While awaiting emergency services, begin aggressive cooling:
- Move the person to the coolest available environment
- Apply ice packs or cold wet cloths to the neck, armpits, and groin — areas with large blood vessels close to the surface
- Fan the person continuously to enhance evaporative cooling
- Do not give fluids to someone who is confused or unconscious
The distinction is this: a person with heat exhaustion is still alert and sweating. A person with heat stroke is altered, flushed, and may have stopped sweating. When in doubt, treat the situation as heat stroke and call for help.
Choking in Children: Technique Adjustments That Matter
Choking is among the most frightening emergencies a parent can face, and the correct response depends on the child's age and level of distress. Summer gatherings — with hot dogs, grapes, popcorn, and other high-risk foods — present a statistically elevated choking environment.
For children over one year of age who are conscious and cannot cough, speak, or cry effectively, the Heimlich maneuver is the standard intervention. Stand or kneel behind the child, place a fist just above the navel and below the breastbone, cover it with your other hand, and deliver firm, upward abdominal thrusts. Repeat until the object is expelled or the child loses consciousness.
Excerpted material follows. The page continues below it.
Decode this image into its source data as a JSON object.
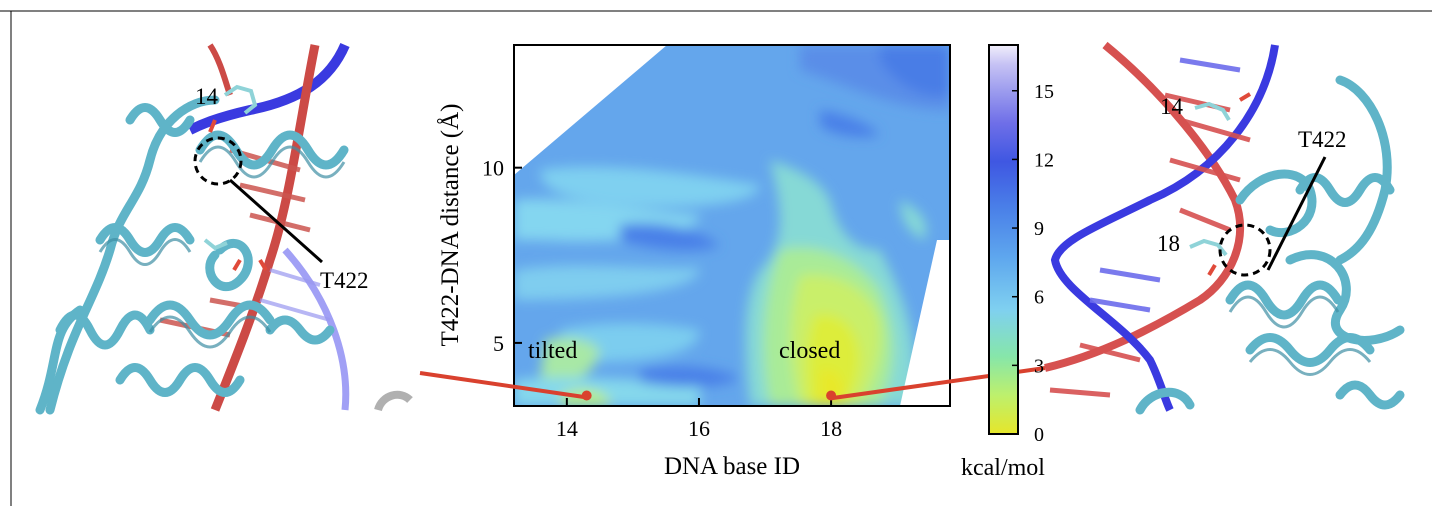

For infants under twelve months, the Heimlich maneuver is not appropriate. Instead, use a combination of five firm back blows between the shoulder blades (with the infant face-down on your forearm) followed by five chest thrusts (with the infant face-up, using two fingers on the lower half of the breastbone). Alternate between these two techniques until the airway is cleared.
If the child loses consciousness, lower them carefully to the ground and begin CPR. Each time you open the airway to deliver rescue breaths, look in the mouth for a visible object before attempting ventilation. Do not perform blind finger sweeps, which can push an object deeper.
Parents who have completed a pediatric CPR and first aid course through the American Red Cross or American Heart Association will be far better prepared to execute these techniques under pressure. Knowing the steps intellectually is valuable; practicing them on a mannequin is transformative.
Building Your Summer Emergency Kit
Intermediate first aid knowledge is most effective when paired with appropriate supplies. For summer outings, consider adding the following to your standard kit:
- Hemostatic gauze and a commercial tourniquet
- A digital thermometer capable of reading elevated temperatures accurately
- Extra electrolyte packets or oral rehydration salts
- Instant cold packs for both injury management and heat emergencies
- A pediatric airway reference card if you have young children
- Waterproof adhesive bandages and medical tape suitable for sweaty or wet skin
Store a version of this kit in your vehicle, and consider a smaller version for a day pack when hiking, camping, or attending outdoor events.
The Preparedness Mindset Every Parent Can Adopt
The skills outlined here are not reserved for medical professionals or wilderness survival experts. They are practical, learnable, and directly applicable to the environments American families inhabit every summer. What separates a parent who responds effectively from one who freezes is not talent — it is prior knowledge and a willingness to act.
Save Heroes encourages every parent to take a certified first aid refresher course before Memorial Day weekend, review pediatric-specific protocols, and share what they learn with other caregivers in their household. The more people in any given environment who hold this knowledge, the safer that environment becomes for everyone — especially the children in it.